The dating pool in the established apps is enormous, and the algorithms poor. It’s not like meeting someone in a bar. It’s like trying to find them in a stadium.

Hinge has adopted a particularly charming new feature. It extracts the people it identifies as most attractive and compatible with you, and holds them hostage behind an additional paywall. After a time sifting through a sea of ​​frogs, these people will look like princes. Hinge users already pay $30 a month to subscribe. But if you want to shoot your shot with just one of these people, it costs $3.99 per person.

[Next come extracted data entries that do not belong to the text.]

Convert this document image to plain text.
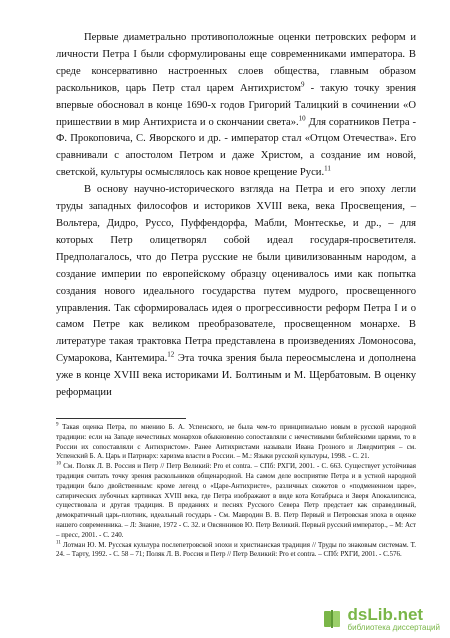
Первые диаметрально противоположные оценки петровских реформ и личности Петра I были сформулированы еще современниками императора. В среде консервативно настроенных слоев общества, главным образом раскольников, царь Петр стал царем Антихристом$^9$ - такую точку зрения впервые обосновал в конце 1690-х годов Григорий Талицкий в сочинении «О пришествии в мир Антихриста и о скончании света».$^{10}$ Для соратников Петра - Ф. Прокоповича, С. Яворского и др. - император стал «Отцом Отечества». Его сравнивали с апостолом Петром и даже Христом, а создание им новой, светской, культуры осмыслялось как новое крещение Руси.$^{11}$

В основу научно-исторического взгляда на Петра и его эпоху легли труды западных философов и историков XVIII века, века Просвещения, – Вольтера, Дидро, Руссо, Пуффендорфа, Мабли, Монтескье, и др., – для которых Петр олицетворял собой идеал государя-просветителя. Предполагалось, что до Петра русские не были цивилизованным народом, а создание империи по европейскому образцу оценивалось ими как попытка создания нового идеального государства путем мудрого, просвещенного управления. Так сформировалась идея о прогрессивности реформ Петра I и о самом Петре как великом преобразователе, просвещенном монархе. В литературе такая трактовка Петра представлена в произведениях Ломоносова, Сумарокова, Кантемира.$^{12}$ Эта точка зрения была переосмыслена и дополнена уже в конце XVIII века историками И. Болтиным и М. Щербатовым. В оценку реформации

$^9$ Такая оценка Петра, по мнению Б. А. Успенского, не была чем-то принципиально новым в русской народной традиции: если на Западе нечестивых монархов обыкновенно сопоставляли с нечестивыми библейскими царями, то в России их сопоставляли с Антихристом». Ранее Антихристами называли Ивана Грозного и Лжедмитрия – см. Успенский Б. А. Царь и Патриарх: харизма власти в России. – М.: Языки русской культуры, 1998. - С. 21.

$^{10}$ См. Поляк Л. В. Россия и Петр // Петр Великий: Pro et contra. – СПб: РХГИ, 2001. - С. 663. Существует устойчивая традиция считать точку зрения раскольников общенародной. На самом деле восприятие Петра и в устной народной традиции было двойственным: кроме легенд о «Царе-Антихристе», различных сюжетов о «подмененном царе», сатирических лубочных картинках XVIII века, где Петра изображают в виде кота Котабрыса и Зверя Апокалипсиса, существовала и другая традиция. В преданиях и песнях Русского Севера Петр предстает как справедливый, демократичный царь-плотник, идеальный государь - См. Мавродин В. В. Петр Первый и Петровская эпоха в оценке нашего современника. – Л: Знание, 1972 - С. 32. и Овсянников Ю. Петр Великий. Первый русский император., – М: Аст – пресс, 2001. - С. 240.

$^{11}$ Лотман Ю. М. Русская культура послепетровской эпохи и христианская традиция // Труды по знаковым системам. Т. 24. – Тарту, 1992. - С. 58 – 71; Поляк Л. В. Россия и Петр // Петр Великий: Pro et contra. – СПб: РХГИ, 2001. - С.576.

dsLib.net
библиотека диссертаций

But what is the alternative?


Friends tell me they’re lonely, that the pandemic was clarifying on the value of partnership. But the thought of sifting through a puddle of two-dimensional profiles makes them want to lay down on the floor and give up.

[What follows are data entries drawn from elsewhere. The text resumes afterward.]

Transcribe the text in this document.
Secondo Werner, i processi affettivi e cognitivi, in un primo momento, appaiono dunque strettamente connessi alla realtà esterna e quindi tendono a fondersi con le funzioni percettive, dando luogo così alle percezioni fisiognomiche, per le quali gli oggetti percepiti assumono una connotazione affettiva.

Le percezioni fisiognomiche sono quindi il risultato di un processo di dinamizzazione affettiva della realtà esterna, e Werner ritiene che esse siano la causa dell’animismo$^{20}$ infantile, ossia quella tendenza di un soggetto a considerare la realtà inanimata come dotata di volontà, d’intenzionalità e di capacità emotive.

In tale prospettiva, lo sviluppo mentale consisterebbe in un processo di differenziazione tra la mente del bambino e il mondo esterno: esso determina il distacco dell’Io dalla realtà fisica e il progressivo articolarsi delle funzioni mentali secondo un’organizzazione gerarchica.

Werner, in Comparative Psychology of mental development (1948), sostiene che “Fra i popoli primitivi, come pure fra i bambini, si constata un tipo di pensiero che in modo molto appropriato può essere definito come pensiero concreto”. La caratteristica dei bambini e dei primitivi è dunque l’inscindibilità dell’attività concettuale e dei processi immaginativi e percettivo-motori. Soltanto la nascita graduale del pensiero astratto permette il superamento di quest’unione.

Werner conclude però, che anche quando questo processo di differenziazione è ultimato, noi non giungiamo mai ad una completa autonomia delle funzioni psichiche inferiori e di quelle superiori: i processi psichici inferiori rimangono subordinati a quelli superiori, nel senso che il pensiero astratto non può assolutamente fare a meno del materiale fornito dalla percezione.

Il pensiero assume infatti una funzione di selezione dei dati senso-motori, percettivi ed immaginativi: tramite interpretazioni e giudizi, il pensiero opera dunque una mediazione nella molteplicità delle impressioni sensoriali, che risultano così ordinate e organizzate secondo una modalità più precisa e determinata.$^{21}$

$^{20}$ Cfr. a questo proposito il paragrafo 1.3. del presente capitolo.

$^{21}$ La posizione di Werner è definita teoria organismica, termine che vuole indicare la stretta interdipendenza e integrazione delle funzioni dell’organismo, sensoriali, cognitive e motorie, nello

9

Dating apps “are not working as effectively for anyone”, Hammerslough says. No one wants to double down on searching online just as life should be moving off it.

Relationship experts say the tonic for dating fatigue is, paradoxically, to throw ourselves at in-person interaction with wild abandon. And, maybe, stop swiping for a little while.

In-person dates have returned, which is much more fun (physical attraction is a balm for all manner of incompatibilities). But we are re-entering the dating world a bit more vulnerable and precarious than before. Little disappointments sting a bit more when you’re trying your best after two years to trust things can be good. Like getting dumped by text, with a little croissant emoji. He was sorry for being flaky, but too busy with his dog.

Dating now requires resilience. A friend of mine used to have an annual New Year’s resolution to “be more dog”. It is about being brave, enthusiastic, eating everything, appreciating the good and bouncing back like you’re a rubber band.

I am trying to be more dog.

Most important to bounding forward, Hammerslough says, is to be curious. Everyone has been upended and pieced together the best they can. A date’s dog might not be your favorite. It doesn’t have to be. But if you can be curious and compassionate about what that dog — or sourdough starter or loud banjo music — has come to mean to that person, then you might find what we all want most: real connection.

The dog might also sleep in their bed, but that’s a conversation you can have later.